Cevabı elbette hayır.

Bu genel yayın müdürü bir de üstüne “Bizi davet etmezseniz haber de yok, zaten bu nedenle seçimleri kaybediyorsunuz” diyerek saygı sınırlarını da hayli aşıyor. Ve son not: Erdoğan’ın hiçbir gezisine, toplantısına katılamayan muhalif gazeteciler asla “Madem davet yok, haber de yok” türü gazetecilik dışı bir davranışta bulunmuyor.

OKURDAN MESAJ

Küçük gibi görülen ama kafa karıştıran bir durum

Emekli okurlarımdan birinden çok ilginç bir mesaj aldım.

Okurum aldığı zamlı maaşla ilgili küçücük bir kesintiden söz ediyor.

Ama bu durum bütün emeklileri kapsıyorsa oraya anormal bir rakam çıkıyor.

Birlikte okuyalım mesajı:

Sayın Can Ataklı,

Fırsatım oldukça Korkusuz Gazetesi’ni alır ve köşenizi beğeni ile okurum. Hatta ara sıra size buradan bazen yazarım. Bugün ilginç bir konu oluştu.

Ben memur emeklisiyim.
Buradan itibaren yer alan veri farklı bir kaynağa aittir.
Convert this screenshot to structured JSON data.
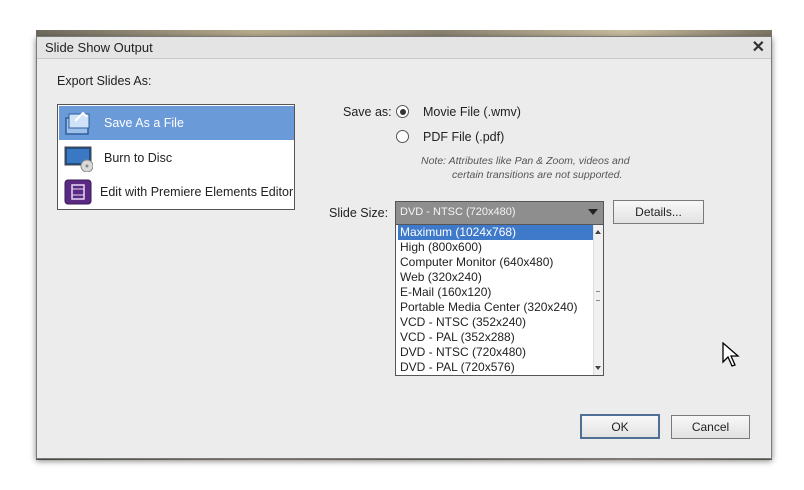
{
  "dialog": {
    "title": "Slide Show Output",
    "close_glyph": "✕",
    "export_label": "Export Slides As:",
    "export_items": [
      {
        "label": "Save As a File",
        "icon": "save-file-icon",
        "selected": true
      },
      {
        "label": "Burn to Disc",
        "icon": "disc-burn-icon",
        "selected": false
      },
      {
        "label": "Edit with Premiere Elements Editor",
        "icon": "premiere-film-icon",
        "selected": false
      }
    ],
    "save_as_label": "Save as:",
    "options": [
      {
        "label": "Movie File (.wmv)",
        "selected": true
      },
      {
        "label": "PDF File (.pdf)",
        "selected": false
      }
    ],
    "note_line1": "Note:  Attributes like Pan & Zoom, videos and",
    "note_line2": "certain transitions are not supported.",
    "slide_size_label": "Slide Size:",
    "slide_size_value": "DVD - NTSC (720x480)",
    "slide_size_options": [
      "Maximum (1024x768)",
      "High (800x600)",
      "Computer Monitor (640x480)",
      "Web (320x240)",
      "E-Mail (160x120)",
      "Portable Media Center (320x240)",
      "VCD - NTSC (352x240)",
      "VCD - PAL (352x288)",
      "DVD - NTSC (720x480)",
      "DVD - PAL (720x576)"
    ],
    "highlighted_option": "Maximum (1024x768)",
    "details_button": "Details...",
    "ok_button": "OK",
    "cancel_button": "Cancel"
  },
  "colors": {
    "selection_blue": "#6b9ad8",
    "dropdown_highlight": "#3f79c9",
    "dialog_bg": "#ececec"
  }
}
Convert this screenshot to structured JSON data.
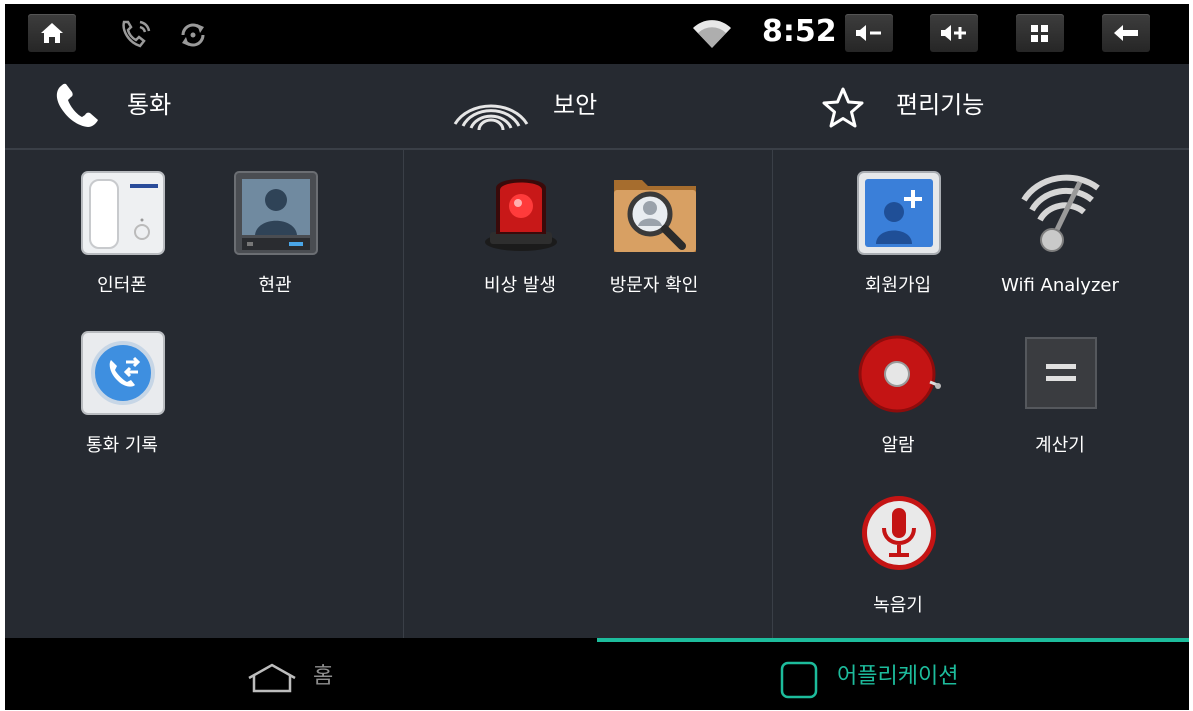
{
  "status_bar": {
    "clock": "8:52",
    "icons": [
      "home-icon",
      "call-forward-icon",
      "sync-icon",
      "wifi-icon"
    ],
    "buttons": [
      "volume-down",
      "volume-up",
      "apps",
      "back"
    ]
  },
  "categories": [
    {
      "label": "통화",
      "icon": "phone-icon"
    },
    {
      "label": "보안",
      "icon": "signal-waves-icon"
    },
    {
      "label": "편리기능",
      "icon": "star-icon"
    }
  ],
  "panels": {
    "call": [
      {
        "label": "인터폰",
        "icon": "intercom-icon"
      },
      {
        "label": "현관",
        "icon": "door-camera-icon"
      },
      {
        "label": "통화 기록",
        "icon": "call-log-icon"
      }
    ],
    "security": [
      {
        "label": "비상 발생",
        "icon": "emergency-siren-icon"
      },
      {
        "label": "방문자 확인",
        "icon": "visitor-search-icon"
      }
    ],
    "convenience": [
      {
        "label": "회원가입",
        "icon": "add-contact-icon"
      },
      {
        "label": "Wifi Analyzer",
        "icon": "wifi-analyzer-icon"
      },
      {
        "label": "알람",
        "icon": "alarm-bell-icon"
      },
      {
        "label": "계산기",
        "icon": "calculator-icon"
      },
      {
        "label": "녹음기",
        "icon": "microphone-icon"
      }
    ]
  },
  "bottom_bar": {
    "tabs": [
      {
        "label": "홈",
        "icon": "home-outline-icon",
        "active": false
      },
      {
        "label": "어플리케이션",
        "icon": "square-outline-icon",
        "active": true
      }
    ]
  },
  "colors": {
    "background": "#262a31",
    "accent": "#1dbc9c",
    "bar": "#000000"
  }
}
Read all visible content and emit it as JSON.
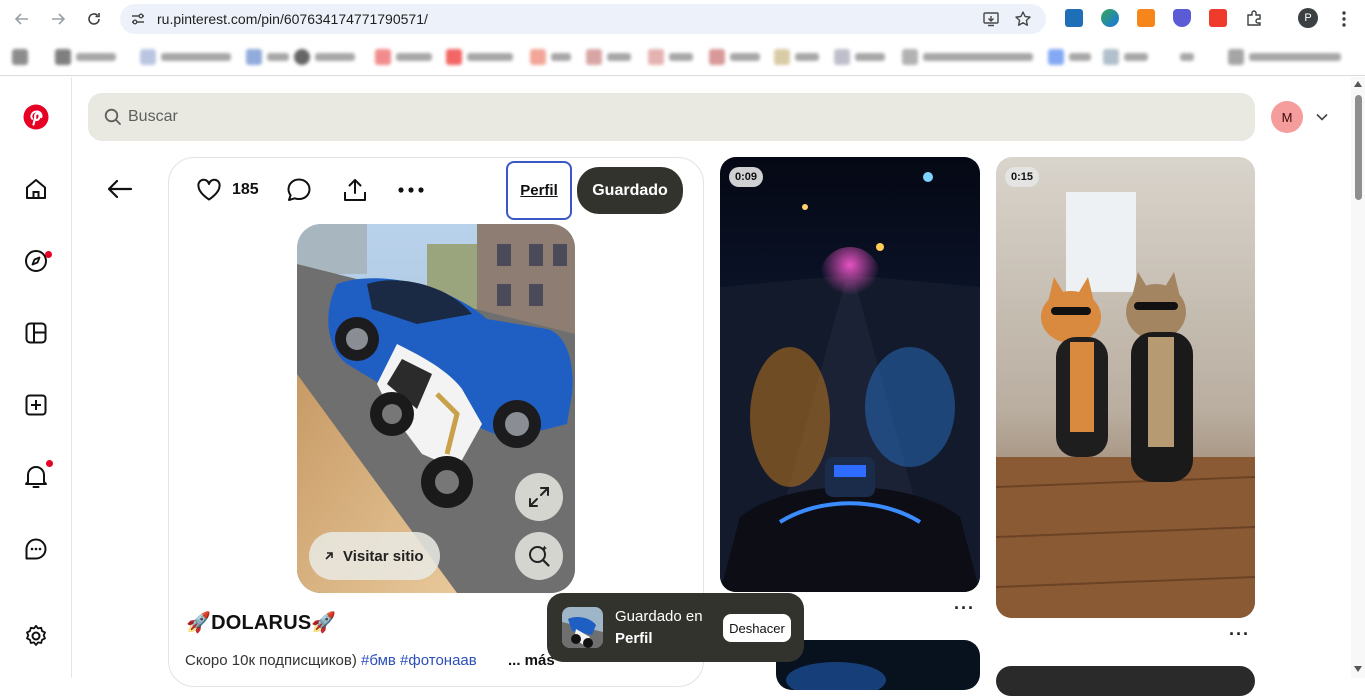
{
  "browser": {
    "url": "ru.pinterest.com/pin/607634174771790571/",
    "profile_initial": "P"
  },
  "pinterest": {
    "search_placeholder": "Buscar",
    "account_initial": "M",
    "nav_icons": [
      "pinterest-logo",
      "home",
      "explore",
      "boards",
      "create",
      "notifications",
      "messages",
      "settings"
    ]
  },
  "pin": {
    "like_count": "185",
    "board_button": "Perfil",
    "save_button": "Guardado",
    "visit_site": "Visitar sitio",
    "title": "🚀DOLARUS🚀",
    "description_text": "Скоро 10к подписщиков) ",
    "description_tags": "#бмв #фотонаав",
    "more_label": "... más"
  },
  "feed": [
    {
      "duration": "0:09",
      "subject": "motorcycle night road"
    },
    {
      "duration": "0:15",
      "subject": "kittens in leather jackets"
    }
  ],
  "toast": {
    "line1": "Guardado en",
    "line2": "Perfil",
    "undo": "Deshacer"
  },
  "colors": {
    "pinterest_red": "#e60023",
    "dark_button": "#33332d",
    "search_bg": "#e9e9e2",
    "board_outline": "#3a57c8"
  }
}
Maaşımı e-devletten ve bankamdan hep takip ederim.

Bugün e-devlette maaşım 10934.41TL görünmesine rağmen bankama yatan miktar 10908.40TL. Herhangi bir sağlık vs. kesintim de yok.

Hemen 170’i aradım, e-posta ile SGK’ya bilgi yazdım. Aradaki fark 26.01TL belki az bir miktar ama hiçbir açıklama yok.

Sonra memur emeklisi arkadaşlarla görüştüm hepsinde de 26 TL’den 43 TL’ye ya varan, hiçbir açıklaması olmayan bankaya eksik yatırılan maaşlar var.  Kim bilir ülkede kaç kişi. Eğer bir kesinti yapıldıysa bunun açıklaması olması gerekir. Ben ce çok tuhaf bir durum.

Bilginize sunmak istedim. 26.01 TL benim neredeyse dört ekmek param.